Beef Tripe

What is beef tripe?

It’s a type of edible offal that comes from the lining of a cow’s stomach. While that might sound intimidating at first, tripe is loved across so many cultures for its unique texture, it’s slightly chewy with a honeycomb pattern that’s perfect for soaking up bold, flavorful sauces.

Growing up, I usually had tripe prepared the classic Chinese way: simply dressed with ginger, scallions, and soy sauce to highlight its natural texture. But this time, I wanted to switch things up. Pairing tripe with a punchy, larb-inspired sauce completely transforms it, the bright lime, savory fish sauce, toasty rice powder, and fresh herbs cling to every bite, making it tangy, aromatic, and seriously addictive.

15 minute recipe

Substitutions & Variations

Tripe – You can substitute with other chewy proteins like beef tendon, oxtail slices, or even mushrooms (king oyster or shiitake) for a vegetarian option.

Sichuan chili flakes – Use regular chili flakes, chili oil, or a pinch of cayenne if you want less authentic heat.

Roasted rice powder – Toasted breadcrumbs or crushed nuts (peanuts or cashews) can mimic the nutty texture.
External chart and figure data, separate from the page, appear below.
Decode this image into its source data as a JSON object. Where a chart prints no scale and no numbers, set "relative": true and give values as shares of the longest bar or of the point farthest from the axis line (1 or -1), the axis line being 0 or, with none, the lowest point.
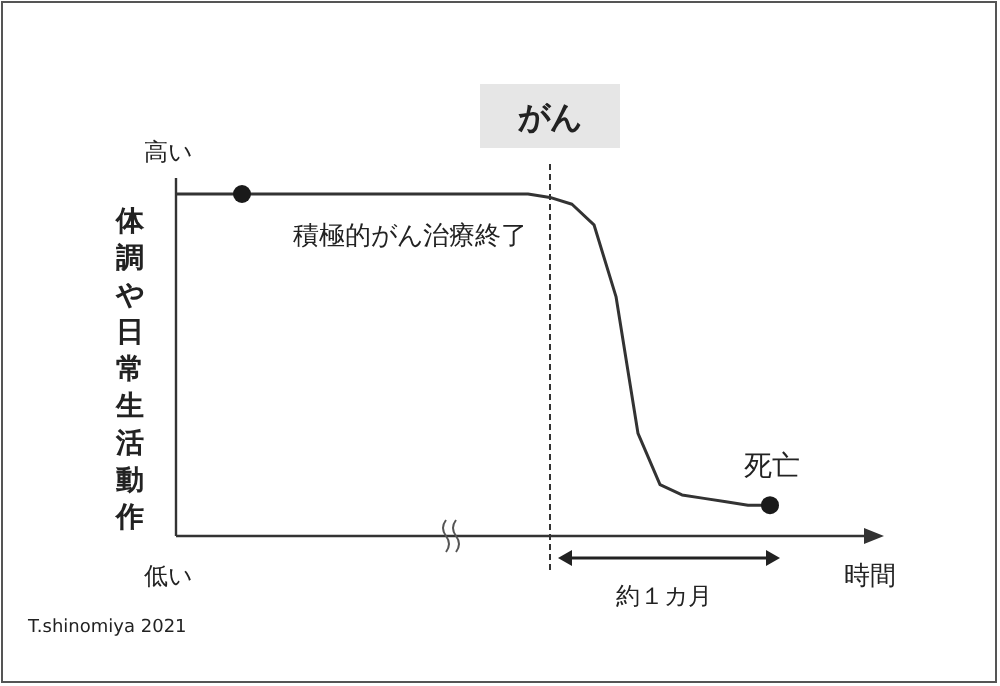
{
  "chart_data": {
    "type": "line",
    "relative": true,
    "xlabel": "時間",
    "ylabel": "体調や日常生活動作",
    "categories": [
      null,
      null,
      null,
      null,
      null,
      null,
      null,
      null,
      null,
      null,
      null,
      null,
      null,
      null,
      null,
      null,
      null,
      null,
      null,
      null,
      null,
      null,
      null,
      null,
      null,
      null,
      null,
      null
    ],
    "series": [
      {
        "color": "#333333",
        "values": [
          1,
          1,
          1,
          1,
          1,
          1,
          1,
          1,
          1,
          1,
          1,
          1,
          1,
          1,
          1,
          1,
          1,
          0.99,
          0.97,
          0.91,
          0.7,
          0.3,
          0.15,
          0.12,
          0.11,
          0.1,
          0.09,
          0.09
        ]
      }
    ],
    "ref_lines": [
      {
        "axis": "x",
        "label": "がん",
        "line_style": "dashed",
        "color": "#333333"
      }
    ],
    "annotations": [
      {
        "text": "積極的がん治療終了",
        "y": 1
      },
      {
        "text": "死亡",
        "y": 0.09
      },
      "約１カ月",
      "高い",
      "低い",
      "T.shinomiya 2021"
    ]
  }
}
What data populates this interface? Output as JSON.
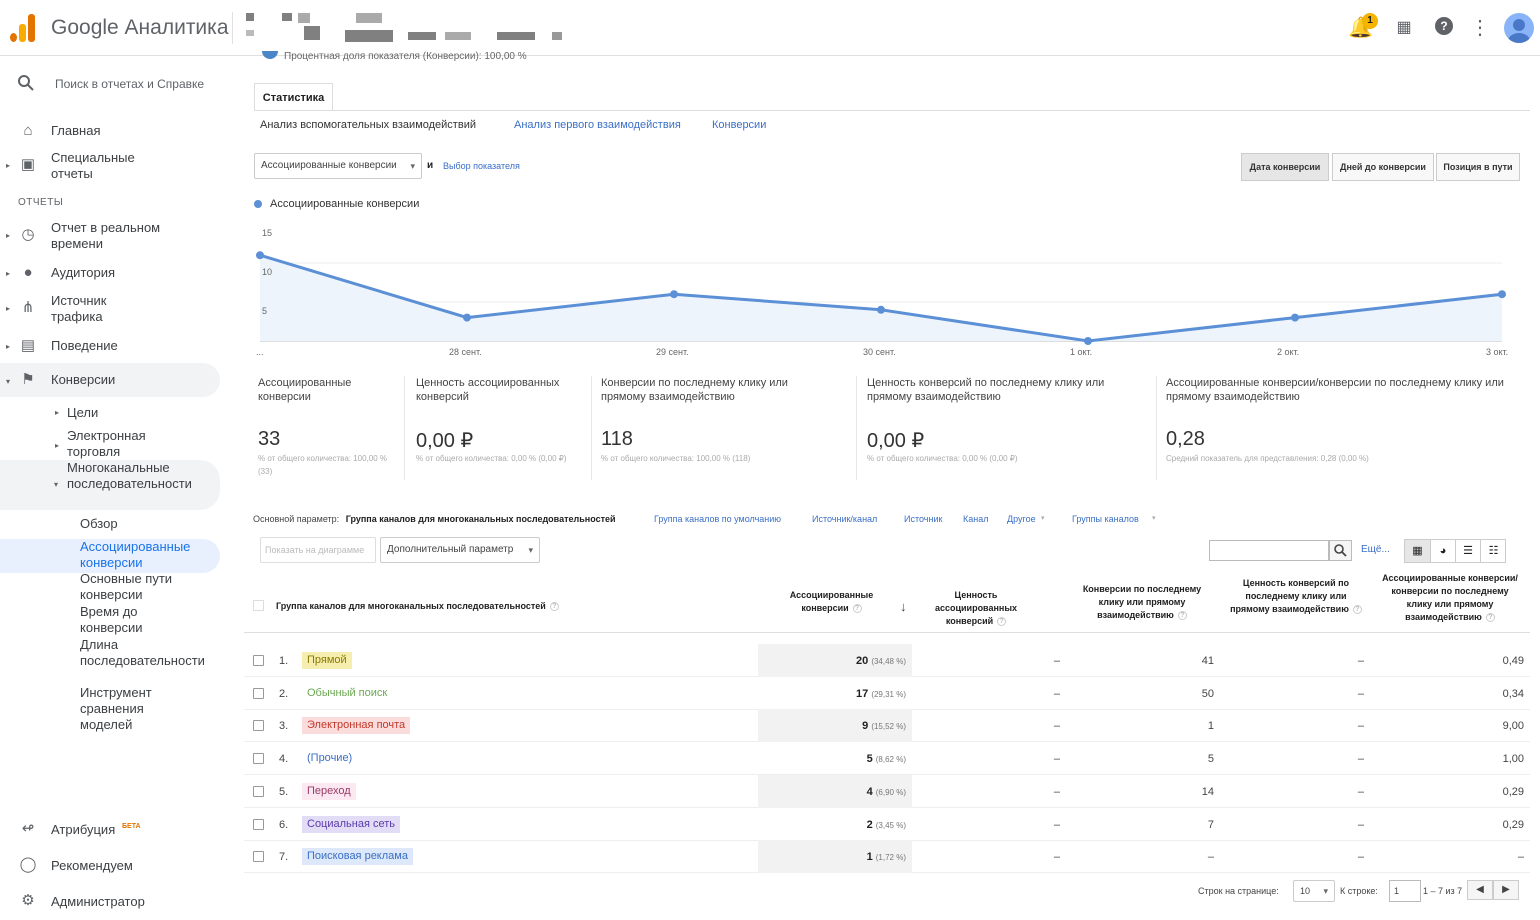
{
  "header": {
    "app_title": "Google Аналитика",
    "notification_count": "1"
  },
  "sidebar": {
    "search_placeholder": "Поиск в отчетах и Справке",
    "home": "Главная",
    "custom_reports": "Специальные отчеты",
    "reports_heading": "ОТЧЕТЫ",
    "realtime": "Отчет в реальном времени",
    "audience": "Аудитория",
    "acquisition": "Источник трафика",
    "behavior": "Поведение",
    "conversions": "Конверсии",
    "goals": "Цели",
    "ecommerce": "Электронная торговля",
    "mcf": "Многоканальные последовательности",
    "overview": "Обзор",
    "assisted": "Ассоциированные конверсии",
    "top_paths": "Основные пути конверсии",
    "time_lag": "Время до конверсии",
    "path_length": "Длина последовательности",
    "model_comparison": "Инструмент сравнения моделей",
    "attribution": "Атрибуция",
    "beta": "БЕТА",
    "discover": "Рекомендуем",
    "admin": "Администратор"
  },
  "main": {
    "top_cut_text": "Процентная доля показателя (Конверсии): 100,00 %",
    "tab_stats": "Статистика",
    "subtabs": [
      "Анализ вспомогательных взаимодействий",
      "Анализ первого взаимодействия",
      "Конверсии"
    ],
    "metric_select": "Ассоциированные конверсии",
    "and_label": "и",
    "choose_metric": "Выбор показателя",
    "view_buttons": [
      "Дата конверсии",
      "Дней до конверсии",
      "Позиция в пути"
    ],
    "legend_label": "Ассоциированные конверсии",
    "x_start": "..."
  },
  "chart_data": {
    "type": "line",
    "series": [
      {
        "name": "Ассоциированные конверсии",
        "values": [
          11,
          3,
          6,
          4,
          0,
          3,
          6
        ]
      }
    ],
    "categories": [
      "",
      "28 сент.",
      "29 сент.",
      "30 сент.",
      "1 окт.",
      "2 окт.",
      "3 окт."
    ],
    "yticks": [
      "15",
      "10",
      "5"
    ],
    "ylim": [
      0,
      15
    ],
    "color": "#5b8fd6"
  },
  "metrics": [
    {
      "label": "Ассоциированные конверсии",
      "value": "33",
      "sub": "% от общего количества: 100,00 % (33)"
    },
    {
      "label": "Ценность ассоциированных конверсий",
      "value": "0,00 ₽",
      "sub": "% от общего количества: 0,00 % (0,00 ₽)"
    },
    {
      "label": "Конверсии по последнему клику или прямому взаимодействию",
      "value": "118",
      "sub": "% от общего количества: 100,00 % (118)"
    },
    {
      "label": "Ценность конверсий по последнему клику или прямому взаимодействию",
      "value": "0,00 ₽",
      "sub": "% от общего количества: 0,00 % (0,00 ₽)"
    },
    {
      "label": "Ассоциированные конверсии/конверсии по последнему клику или прямому взаимодействию",
      "value": "0,28",
      "sub": "Средний показатель для представления: 0,28 (0,00 %)"
    }
  ],
  "params": {
    "label": "Основной параметр:",
    "active": "Группа каналов для многоканальных последовательностей",
    "links": [
      "Группа каналов по умолчанию",
      "Источник/канал",
      "Источник",
      "Канал",
      "Другое",
      "Группы каналов"
    ],
    "plot_rows": "Показать на диаграмме",
    "secondary": "Дополнительный параметр",
    "more": "Ещё..."
  },
  "table": {
    "headers": [
      "Группа каналов для многоканальных последовательностей",
      "Ассоциированные конверсии",
      "Ценность ассоциированных конверсий",
      "Конверсии по последнему клику или прямому взаимодействию",
      "Ценность конверсий по последнему клику или прямому взаимодействию",
      "Ассоциированные конверсии/конверсии по последнему клику или прямому взаимодействию"
    ],
    "rows": [
      {
        "n": "1.",
        "channel": "Прямой",
        "assoc": "20",
        "pct": "(34,48 %)",
        "value": "–",
        "last": "41",
        "last_value": "–",
        "ratio": "0,49",
        "bg": "#f6eeae",
        "fg": "#8a7a00"
      },
      {
        "n": "2.",
        "channel": "Обычный поиск",
        "assoc": "17",
        "pct": "(29,31 %)",
        "value": "–",
        "last": "50",
        "last_value": "–",
        "ratio": "0,34",
        "bg": "#ffffff",
        "fg": "#6aa84f"
      },
      {
        "n": "3.",
        "channel": "Электронная почта",
        "assoc": "9",
        "pct": "(15,52 %)",
        "value": "–",
        "last": "1",
        "last_value": "–",
        "ratio": "9,00",
        "bg": "#fbdcdc",
        "fg": "#c0392b"
      },
      {
        "n": "4.",
        "channel": "(Прочие)",
        "assoc": "5",
        "pct": "(8,62 %)",
        "value": "–",
        "last": "5",
        "last_value": "–",
        "ratio": "1,00",
        "bg": "#ffffff",
        "fg": "#3a6fc7"
      },
      {
        "n": "5.",
        "channel": "Переход",
        "assoc": "4",
        "pct": "(6,90 %)",
        "value": "–",
        "last": "14",
        "last_value": "–",
        "ratio": "0,29",
        "bg": "#fbe8f0",
        "fg": "#9c3a6a"
      },
      {
        "n": "6.",
        "channel": "Социальная сеть",
        "assoc": "2",
        "pct": "(3,45 %)",
        "value": "–",
        "last": "7",
        "last_value": "–",
        "ratio": "0,29",
        "bg": "#e3dcf7",
        "fg": "#5b3aa8"
      },
      {
        "n": "7.",
        "channel": "Поисковая реклама",
        "assoc": "1",
        "pct": "(1,72 %)",
        "value": "–",
        "last": "–",
        "last_value": "–",
        "ratio": "–",
        "bg": "#dde8fa",
        "fg": "#3a6fc7"
      }
    ]
  },
  "footer": {
    "rows_per_page": "Строк на странице:",
    "rows_value": "10",
    "goto": "К строке:",
    "goto_value": "1",
    "range": "1 – 7 из 7"
  }
}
Fish sauce – Soy sauce or tamari works for a vegetarian/vegan version.

Lime juice – Lemon juice is a fine alternative.

Thai chilies – Red pepper flakes or sliced serranos can adjust the heat level.

Storage & Reheating

Storage: Keep leftovers in an airtight container in the refrigerator for up to 2 days for best texture.

Reheating: Enjoyed cold.

Freezing: Don’t recommend.

Ingredients

Tripe – The star of the dish, tripe has a chewy, honeycomb texture that soaks up all the bright, tangy, and savory flavors of the larb-inspired sauce.

Sichuan Chili Flakes – Adds heat and a subtle smokiness that gives the dish its signature spicy kick.

Chicken Powder – Boosts umami and deepens the savory flavor, helping the sauce coat the tripe evenly.

Roasted Rice Powder – Provides a nutty, toasty aroma and a little crunch that contrasts beautifully with the soft, chewy tripe.

Fish Sauce – Brings salty, savory depth and a touch of funkiness that balances the lime and herbs.

Lime Juice – Adds bright acidity that wakes up all the other flavors and keeps the dish vibrant.

Garlic & Red Onion – Garlic gives aromatic depth, while red onion adds a mild sweetness and crunch.

Cilantro – Adds a fresh, herbal note that lightens the richness of the sauce.

Thai Chilies (Optional) – For those who love heat, these amplify the spice and complement the tangy, savory sauce.

 

Ingredients:

  • 1 lb tripe

  • 1 tsp sichuan chili flakes 

  • 1 tsp chicken powder

  • 2 tsp roasted rice powder 

  • 2 tsp fish sauce 

  • 1/4- 1/2 lime (juiced)

  • 1 tbsp garlic (diced)

  • 2-3 tbsp diced red onions 

  • handful of cilantro 

  • optional- 2 Thai chilies 

 

Directions:

  1. Place the tripe in a large bowl or colander and rinse thoroughly under cold running water to remove any surface impurities.

  2. Optional- Add 1–2 tablespoons of white vinegar or lemon juice to help neutralize odor and Let it soak for 30–60 minutes, then rinse again under cold water.

  3. Bring a pot of water to a boil, add 3-5 slices of ginger and 1 tbsp cooking wine. Cook tripe according to package directions. I cooked this specific one for 10 mins.

  4. Drain and rinse tripe, cut into bite size pieces.

  5. In a bowl, add the tripe and the rest of the ingredients listed. Mix thoroughly and fridge for an hour.

You can also enjoy it hot or right after!